Now lets define a keras model with one input (X) and 2 outputs (target_bin and target_num):
from keras.layers import Input, Dense, BatchNormalization
from keras.models import Model
from keras.optimizers import Adam
from keras.utils.vis_utils import plot_model

input = Input(shape=(X.shape[1],), name='Input')
hidden = Dense(64, name='Shared-Hidden-Layer', activation='relu')(input)
hidden = BatchNormalization()(hidden)
out_bin = Dense(1, name='Output-Bin', activation='sigmoid')(hidden)
out_num = Dense(1, name='Output-Num', activation='linear')(hidden)

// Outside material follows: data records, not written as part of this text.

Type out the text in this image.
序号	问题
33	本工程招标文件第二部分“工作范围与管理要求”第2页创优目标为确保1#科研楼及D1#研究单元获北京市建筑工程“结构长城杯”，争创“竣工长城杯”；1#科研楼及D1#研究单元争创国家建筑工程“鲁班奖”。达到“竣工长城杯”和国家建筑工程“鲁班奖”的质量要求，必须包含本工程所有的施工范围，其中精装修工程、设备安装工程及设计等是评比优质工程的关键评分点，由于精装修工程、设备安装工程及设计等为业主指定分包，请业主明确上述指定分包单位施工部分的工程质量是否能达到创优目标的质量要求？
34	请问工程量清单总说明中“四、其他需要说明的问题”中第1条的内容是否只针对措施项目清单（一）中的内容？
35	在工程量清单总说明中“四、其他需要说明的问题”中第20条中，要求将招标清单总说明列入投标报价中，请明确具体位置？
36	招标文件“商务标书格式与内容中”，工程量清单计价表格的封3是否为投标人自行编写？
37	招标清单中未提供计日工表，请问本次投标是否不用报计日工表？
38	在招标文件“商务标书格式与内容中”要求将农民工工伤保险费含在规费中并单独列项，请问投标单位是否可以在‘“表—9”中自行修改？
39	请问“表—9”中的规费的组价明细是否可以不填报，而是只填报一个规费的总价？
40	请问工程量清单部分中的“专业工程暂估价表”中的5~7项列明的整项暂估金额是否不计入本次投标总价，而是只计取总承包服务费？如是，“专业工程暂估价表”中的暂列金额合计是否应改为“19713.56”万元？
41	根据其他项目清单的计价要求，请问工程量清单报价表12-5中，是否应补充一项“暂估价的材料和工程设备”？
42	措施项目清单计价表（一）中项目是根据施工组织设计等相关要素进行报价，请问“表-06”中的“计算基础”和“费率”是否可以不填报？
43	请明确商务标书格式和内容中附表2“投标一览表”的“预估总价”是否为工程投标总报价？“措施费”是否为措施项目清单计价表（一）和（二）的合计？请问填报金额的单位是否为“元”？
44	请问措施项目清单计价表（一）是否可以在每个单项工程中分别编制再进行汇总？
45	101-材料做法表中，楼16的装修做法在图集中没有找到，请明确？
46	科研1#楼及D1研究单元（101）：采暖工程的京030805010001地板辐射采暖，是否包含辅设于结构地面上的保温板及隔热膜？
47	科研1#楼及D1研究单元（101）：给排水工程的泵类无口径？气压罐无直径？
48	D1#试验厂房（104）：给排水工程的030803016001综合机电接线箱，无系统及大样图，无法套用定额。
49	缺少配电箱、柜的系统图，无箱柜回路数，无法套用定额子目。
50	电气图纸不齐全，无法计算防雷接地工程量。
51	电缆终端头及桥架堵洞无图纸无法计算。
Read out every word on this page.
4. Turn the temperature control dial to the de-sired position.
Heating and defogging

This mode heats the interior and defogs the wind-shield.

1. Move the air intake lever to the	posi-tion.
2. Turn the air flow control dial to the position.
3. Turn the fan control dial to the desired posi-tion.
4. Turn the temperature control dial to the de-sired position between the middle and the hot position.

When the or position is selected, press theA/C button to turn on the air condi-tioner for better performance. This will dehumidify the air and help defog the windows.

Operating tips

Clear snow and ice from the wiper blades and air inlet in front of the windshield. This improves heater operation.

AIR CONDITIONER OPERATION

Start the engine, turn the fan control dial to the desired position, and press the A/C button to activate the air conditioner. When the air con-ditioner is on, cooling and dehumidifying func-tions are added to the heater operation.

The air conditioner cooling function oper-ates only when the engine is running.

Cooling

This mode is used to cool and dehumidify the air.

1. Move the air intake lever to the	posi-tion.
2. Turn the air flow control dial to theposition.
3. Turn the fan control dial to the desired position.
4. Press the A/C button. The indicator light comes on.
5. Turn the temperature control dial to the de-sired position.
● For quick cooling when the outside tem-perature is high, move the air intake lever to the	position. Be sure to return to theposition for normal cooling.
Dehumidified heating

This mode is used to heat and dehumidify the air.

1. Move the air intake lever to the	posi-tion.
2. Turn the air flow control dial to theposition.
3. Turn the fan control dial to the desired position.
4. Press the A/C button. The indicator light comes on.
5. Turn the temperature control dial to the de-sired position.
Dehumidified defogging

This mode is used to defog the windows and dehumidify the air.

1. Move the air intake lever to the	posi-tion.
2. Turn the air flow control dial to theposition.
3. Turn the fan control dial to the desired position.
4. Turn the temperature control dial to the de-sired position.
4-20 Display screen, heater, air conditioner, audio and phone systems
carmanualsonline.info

model = Model(input, [out_bin, out_num])
model.compile(optimizer=Adam(0.10), loss=['binary_crossentropy', 'mean_squared_error'])
model.summary()
plot_model(model, to_file='model.png')


Now we can fit this model to our data:
model.fit(X, [target_bin, target_num], validation_split=.20, epochs=100, batch_size=2048)
model.predict(X)

We use a 20% validation set, where the model gets a logloss of 0.5649 and a mean squared error of 117.0967, which corresponds to an RMSE of 10.8.  A logloss of <.69 means the model learned something useful for classification, and the RMSE of 10.8 is pretty good given that the mean of the numeric target is 38.6.
If you look at this model's predictions, you see it predicts 2 arrays. The first is the probability that the person is female, and the second is the person's predicted age.
You'll notice that I setup this network to use a shared hidden layer from the inputs to predict the outputs.  You could also setup the network to e.g. use the sex prediction as a predictor for age, or other creative ways to relate the 2 variables.
So you can make one model to do both classification and regression!